In some optional implementations of the present embodiment, video identification model may include image zooming-out network, spy Sign extracts network and result generates network；And input unit 502 may include: the first input module (not shown), quilt It is configured to target face video-input image extracting network, obtains at least two target facial images；Second input module (figure In be not shown), be configured to by least two targets facial image obtained distinguish input feature vector extract network, obtain at least Two groups of characteristics of image；Third input module (not shown) is configured to input at least two groups characteristics of image obtained As a result network is generated, recognition result corresponding to target face video is obtained.

In some optional implementations of the present embodiment, as a result generating network may include that the first result generates network Network is generated with the second result；And third input module (not shown) can be further configured to: by least two groups Characteristics of image inputs the first result respectively and generates network, obtains at least two initial recognition results；By obtained at least two Initial recognition result inputs the second result and generates network, obtains recognition result corresponding to target face video.

In some optional implementations of the present embodiment, video identification model can be trained as follows It arrives: obtaining training sample set, wherein training sample includes sample face video and the sample that marks in advance for sample face video This recognition result, specimen discerning result can serve to indicate that whether sample face video is the view based on sample face image synthesis Frequently；The sample face video for the training sample that training sample is concentrated is right by the sample face video institute inputted as input The specimen discerning result answered obtains video identification model as desired output, using machine learning method training.

In some optional implementations of the present embodiment, device 500 can also include: generation unit, be configured to It is the video based on face image synthesis in response to determination recognition result instruction target face video obtained, generates alarm signal Breath.
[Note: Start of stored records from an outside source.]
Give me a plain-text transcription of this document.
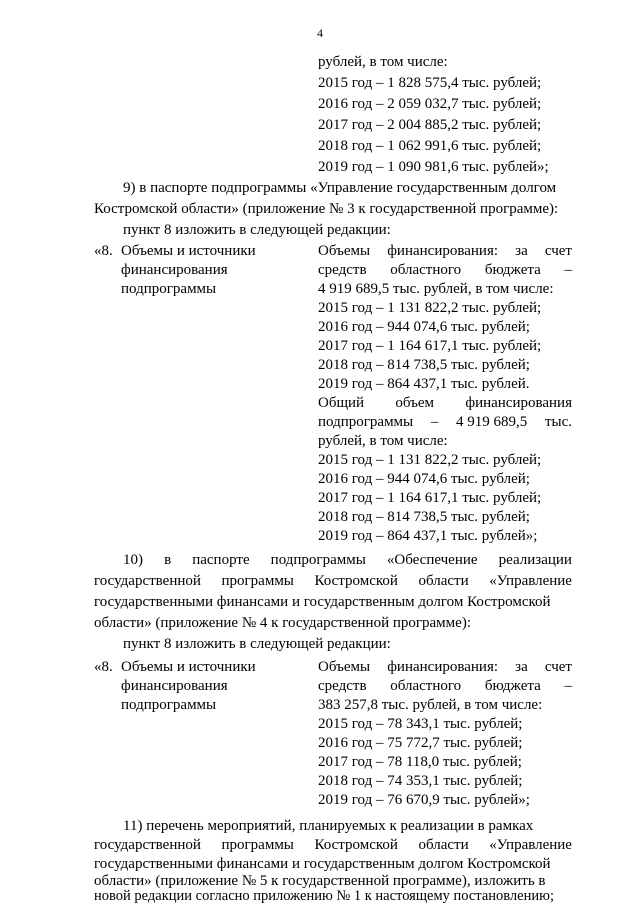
4
рублей, в том числе:
2015 год – 1 828 575,4 тыс. рублей;
2016 год – 2 059 032,7 тыс. рублей;
2017 год – 2 004 885,2 тыс. рублей;
2018 год – 1 062 991,6 тыс. рублей;
2019 год – 1 090 981,6 тыс. рублей»;
9) в паспорте подпрограммы «Управление государственным долгом
Костромской области» (приложение № 3 к государственной программе):
пункт 8 изложить в следующей редакции:
«8. Объемы и источники
финансирования
подпрограммы
Объемы финансирования: за счет
средств областного бюджета –
4 919 689,5 тыс. рублей, в том числе:
2015 год – 1 131 822,2 тыс. рублей;
2016 год – 944 074,6 тыс. рублей;
2017 год – 1 164 617,1 тыс. рублей;
2018 год – 814 738,5 тыс. рублей;
2019 год – 864 437,1 тыс. рублей.
Общий объем финансирования
подпрограммы – 4 919 689,5 тыс.
рублей, в том числе:
2015 год – 1 131 822,2 тыс. рублей;
2016 год – 944 074,6 тыс. рублей;
2017 год – 1 164 617,1 тыс. рублей;
2018 год – 814 738,5 тыс. рублей;
2019 год – 864 437,1 тыс. рублей»;
10) в паспорте подпрограммы «Обеспечение реализации
государственной программы Костромской области «Управление
государственными финансами и государственным долгом Костромской
области» (приложение № 4 к государственной программе):
пункт 8 изложить в следующей редакции:
«8. Объемы и источники
финансирования
подпрограммы
Объемы финансирования: за счет
средств областного бюджета –
383 257,8 тыс. рублей, в том числе:
2015 год – 78 343,1 тыс. рублей;
2016 год – 75 772,7 тыс. рублей;
2017 год – 78 118,0 тыс. рублей;
2018 год – 74 353,1 тыс. рублей;
2019 год – 76 670,9 тыс. рублей»;
11) перечень мероприятий, планируемых к реализации в рамках
государственной программы Костромской области «Управление
государственными финансами и государственным долгом Костромской
области» (приложение № 5 к государственной программе), изложить в
новой редакции согласно приложению № 1 к настоящему постановлению;
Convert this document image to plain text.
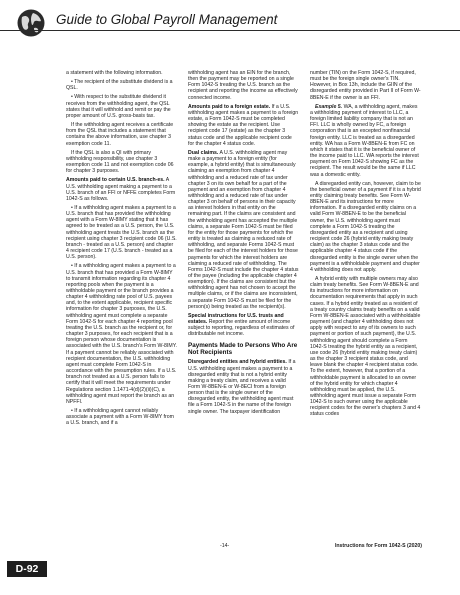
Guide to Global Payroll Management

a statement with the following information.

• The recipient of the substitute dividend is a QSL.

• With respect to the substitute dividend it receives from the withholding agent, the QSL states that it will withhold and remit or pay the proper amount of U.S. gross-basis tax.

If the withholding agent receives a certificate from the QSL that includes a statement that contains the above information, use chapter 3 exemption code 11.

If the QSL is also a QI with primary withholding responsibility, use chapter 3 exemption code 11 and not exemption code 06 for chapter 3 purposes.

Amounts paid to certain U.S. branch-es. A U.S. withholding agent making a payment to a U.S. branch of an FFI or NFFE completes Form 1042-S as follows.

• If a withholding agent makes a payment to a U.S. branch that has provided the withholding agent with a Form W-8IMY stating that it has agreed to be treated as a U.S. person, the U.S. withholding agent treats the U.S. branch as the recipient using chapter 3 recipient code 06 (U.S. branch - treated as a U.S. person) and chapter 4 recipient code 17 (U.S. branch - treated as a U.S. person).

• If a withholding agent makes a payment to a U.S. branch that has provided a Form W-8IMY to transmit information regarding its chapter 4 reporting pools when the payment is a withholdable payment or the branch provides a chapter 4 withholding rate pool of U.S. payees and, to the extent applicable, recipient specific information for chapter 3 purposes, the U.S. withholding agent must complete a separate Form 1042-S for each chapter 4 reporting pool treating the U.S. branch as the recipient or, for chapter 3 purposes, for each recipient that is a foreign person whose documentation is associated with the U.S. branch's Form W-8IMY. If a payment cannot be reliably associated with recipient documentation, the U.S. withholding agent must complete Form 1042-S in accordance with the presumption rules. If a U.S. branch not treated as a U.S. person fails to certify that it will meet the requirements under Regulations section 1.1471-4(d)(2)(ii)(C), a withholding agent must report the branch as an NPFFI.

• If a withholding agent cannot reliably associate a payment with a Form W-8IMY from a U.S. branch, and if a

withholding agent has an EIN for the branch, then the payment may be reported on a single Form 1042-S treating the U.S. branch as the recipient and reporting the income as effectively connected income.

Amounts paid to a foreign estate. If a U.S. withholding agent makes a payment to a foreign estate, a Form 1042-S must be completed showing the estate as the recipient. Use recipient code 17 (estate) as the chapter 3 status code and the applicable recipient code for the chapter 4 status code.

Dual claims. A U.S. withholding agent may make a payment to a foreign entity (for example, a hybrid entity) that is simultaneously claiming an exemption from chapter 4 withholding and a reduced rate of tax under chapter 3 on its own behalf for a part of the payment and an exemption from chapter 4 withholding and a reduced rate of tax under chapter 3 on behalf of persons in their capacity as interest holders in that entity on the remaining part. If the claims are consistent and the withholding agent has accepted the multiple claims, a separate Form 1042-S must be filed for the entity for those payments for which the entity is treated as claiming a reduced rate of withholding, and separate Forms 1042-S must be filed for each of the interest holders for those payments for which the interest holders are claiming a reduced rate of withholding. The Forms 1042-S must include the chapter 4 status of the payee (including the applicable chapter 4 exemption). If the claims are consistent but the withholding agent has not chosen to accept the multiple claims, or if the claims are inconsistent, a separate Form 1042-S must be filed for the person(s) being treated as the recipient(s).

Special instructions for U.S. trusts and estates. Report the entire amount of income subject to reporting, regardless of estimates of distributable net income.

Payments Made to Persons Who Are Not Recipients

Disregarded entities and hybrid entities. If a U.S. withholding agent makes a payment to a disregarded entity that is not a hybrid entity making a treaty claim, and receives a valid Form W-8BEN-E or W-8ECI from a foreign person that is the single owner of the disregarded entity, the withholding agent must file a Form 1042-S in the name of the foreign single owner. The taxpayer identification

number (TIN) on the Form 1042-S, if required, must be the foreign single owner's TIN. However, in Box 13h, include the GIIN of the disregarded entity provided in Part II of Form W-8BEN-E if the owner is an FFI.

Example 5. WA, a withholding agent, makes a withholding payment of interest to LLC, a foreign limited liability company that is not an FFI. LLC is wholly owned by FC, a foreign corporation that is an excepted nonfinancial foreign entity. LLC is treated as a disregarded entity. WA has a Form W-8BEN-E from FC on which it states that it is the beneficial owner of the income paid to LLC. WA reports the interest payment on Form 1042-S showing FC as the recipient. The result would be the same if LLC was a domestic entity.

A disregarded entity can, however, claim to be the beneficial owner of a payment if it is a hybrid entity claiming treaty benefits. See Form W-8BEN-E and its instructions for more information. If a disregarded entity claims on a valid Form W-8BEN-E to be the beneficial owner, the U.S. withholding agent must complete a Form 1042-S treating the disregarded entity as a recipient and using recipient code 26 (hybrid entity making treaty claim) as the chapter 3 status code and the applicable chapter 4 status code if the disregarded entity is the single owner when the payment is a withholdable payment and chapter 4 withholding does not apply.

A hybrid entity with multiple owners may also claim treaty benefits. See Form W-8BEN-E and its instructions for more information on documentation requirements that apply in such cases. If a hybrid entity treated as a resident of a treaty country claims treaty benefits on a valid Form W-8BEN-E associated with a withholdable payment (and chapter 4 withholding does not apply with respect to any of its owners to such payment or portion of such payment), the U.S. withholding agent should complete a Form 1042-S treating the hybrid entity as a recipient, use code 26 (hybrid entity making treaty claim) as the chapter 3 recipient status code, and leave blank the chapter 4 recipient status code. To the extent, however, that a portion of a withholdable payment is allocated to an owner of the hybrid entity for which chapter 4 withholding must be applied, the U.S. withholding agent must issue a separate Form 1042-S to such owner using the applicable recipient codes for the owner's chapters 3 and 4 status codes

-14-	Instructions for Form 1042-S (2020)
D-92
The device provided by the above embodiment 500 of the application obtains target face video by acquiring unit 501, then defeated Enter the video identification model that unit 502 trains target face video input in advance, obtains knowledge corresponding to target face video Other result, wherein video identification model is used to characterize the corresponding relationship of face video and recognition result, and recognition result is used to indicate Whether face video is the video based on face image synthesis, to utilize video identification model realization trained in advance pairing At video identification, improve information generation diversity, meanwhile, the safety of information exchange can be improved.

Below with reference to Fig. 6, it illustrates the computer systems 600 for the electronic equipment for being suitable for being used to realize the embodiment of the present application Structural schematic diagram.Electronic equipment shown in Fig. 6 is only an example, function to the embodiment of the present application and should not use model Shroud carrys out any restrictions.

As shown in fig. 6, computer system 600 includes central processing unit (CPU) 601, it can be read-only according to being stored in Program in memory (ROM) 602 or be loaded into the program in random access storage device (RAM) 603 from storage section 608 and Execute various movements appropriate and processing.In RAM 603, also it is stored with system 600 and operates required various programs and data. CPU 601, ROM 602 and RAM 603 are connected with each other by bus 604.Input/output (I/O) interface 605 is also connected to always Line 604.

I/O interface 605 is connected to lower component: the importation 606 including keyboard, mouse etc.；It is penetrated including such as cathode The output par, c 607 of spool (CRT), liquid crystal display (LCD) etc. and loudspeaker etc.；Storage section 608 including hard disk etc.； And the communications portion 609 of the network interface card including LAN card, modem etc..Communications portion 609 via such as because The network of spy's net executes communication process.Driver 610 is also connected to I/O interface 605 as needed.Detachable media 611, such as Disk, CD, magneto-optic disk, semiconductor memory etc. are mounted on as needed on driver 610, in order to read from thereon Computer program be mounted into storage section 608 as needed.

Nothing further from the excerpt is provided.